Swinging handlebars & tires is the main reason I would go with platform mount.


----------



## JCavilia (Sep 12, 2005)

No opinion on those racks, but I've never had a problem with swinging handlebars or moving wheels with a top-tube rack - couple of bungee cords and all is stable.

Are you sure those are the only racks that will fit the two cars? I have a couple of Saris Bones racks, and I've not yet seen a car they couldn't adjust to. I've used them on hatchbacks, wagons, and several trunk shapes. But maybe one of your cars is very unusual.


----------



## jpaschal01 (Jul 20, 2011)

JCavilia said:


> Are you sure those are the only racks that will fit the two cars? I have a couple of Saris Bones racks, and I've not yet seen a car they couldn't adjust to. I've used them on hatchbacks, wagons, and several trunk shapes. But maybe one of your cars is very unusual.

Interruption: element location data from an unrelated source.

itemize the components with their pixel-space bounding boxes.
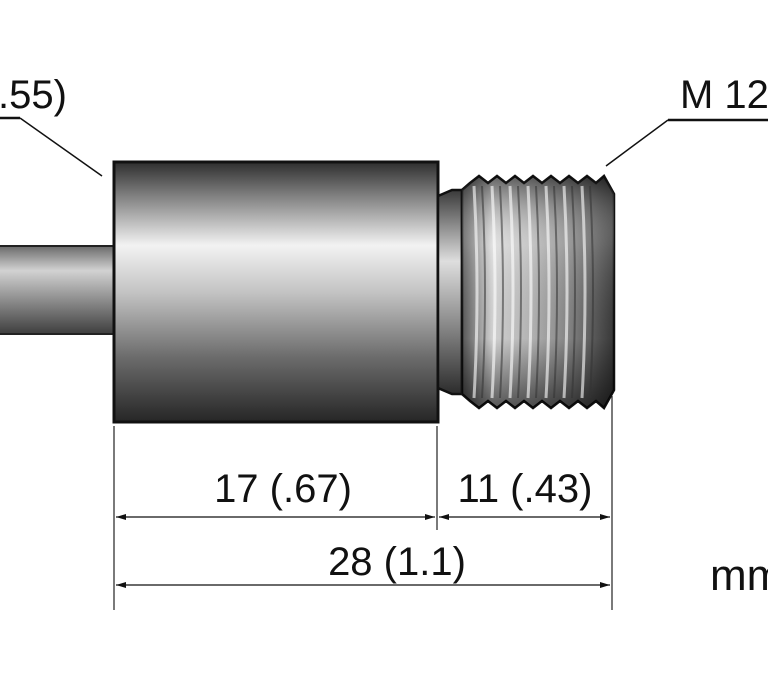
total-length-label: 28 (1.1) (328, 540, 466, 584)
body-length-label: 17 (.67) (214, 467, 352, 511)
leader-line-diameter-diagonal (19, 117, 103, 177)
threaded-section (460, 174, 616, 410)
thread-neck (436, 188, 464, 396)
sensor-body (112, 160, 440, 424)
leader-line-thread (605, 119, 669, 167)
body-diameter-label: .55) (0, 73, 67, 117)
thread-spec-label: M 12 (680, 73, 768, 117)
cable (0, 245, 117, 335)
thread-length-label: 11 (.43) (458, 467, 593, 511)
units-label: mm (710, 551, 768, 600)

I've done the fit test on the websites for Saris, Yakima, and Thule and the only company that makes racks that they say will fit both of our vehicles (2009 Acura TL and 2009 GMC Adadia) is Thule.

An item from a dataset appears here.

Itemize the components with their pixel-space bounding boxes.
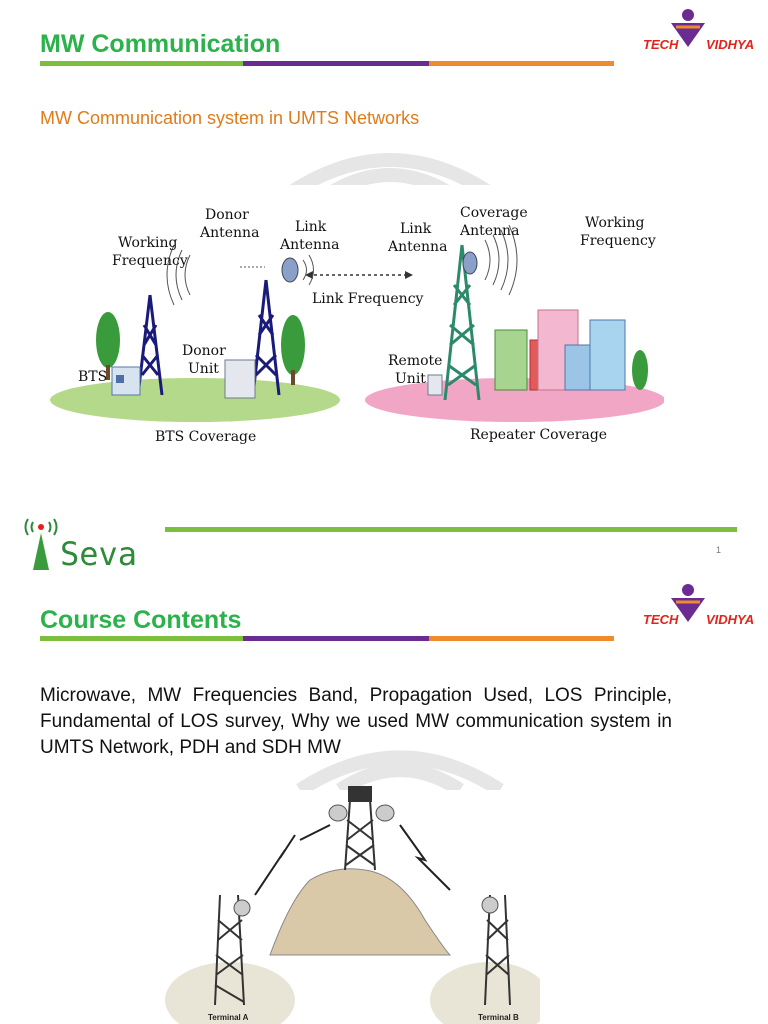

I'm leaning towards the regular raceway 3 rack because it is so much lighter. The platform version has online reviews saying it dented the cars because it is so heavy. Shipping weight is in the neighborhood of 48 pounds!


----------



## jpaschal01 (Jul 20, 2011)

I went ahead and purchased the Thule Raceway 3 last night from my LBS. I actually went in to look at the Raceway Platform that I had seen previously and see how heavy it really was. It was HEAVY and I wasn't comfortable with that much weight on my trunk pluss adding the weight of the bikes. 

When I got home, I unpacked the Raceway 3 and it was really easy to work. I was able to put it on my car the first time in about 10 minutes. It won't take anywhere that long next time. The cable system they use (insead of ratcheting straps) is so good. I highly recommend!


----------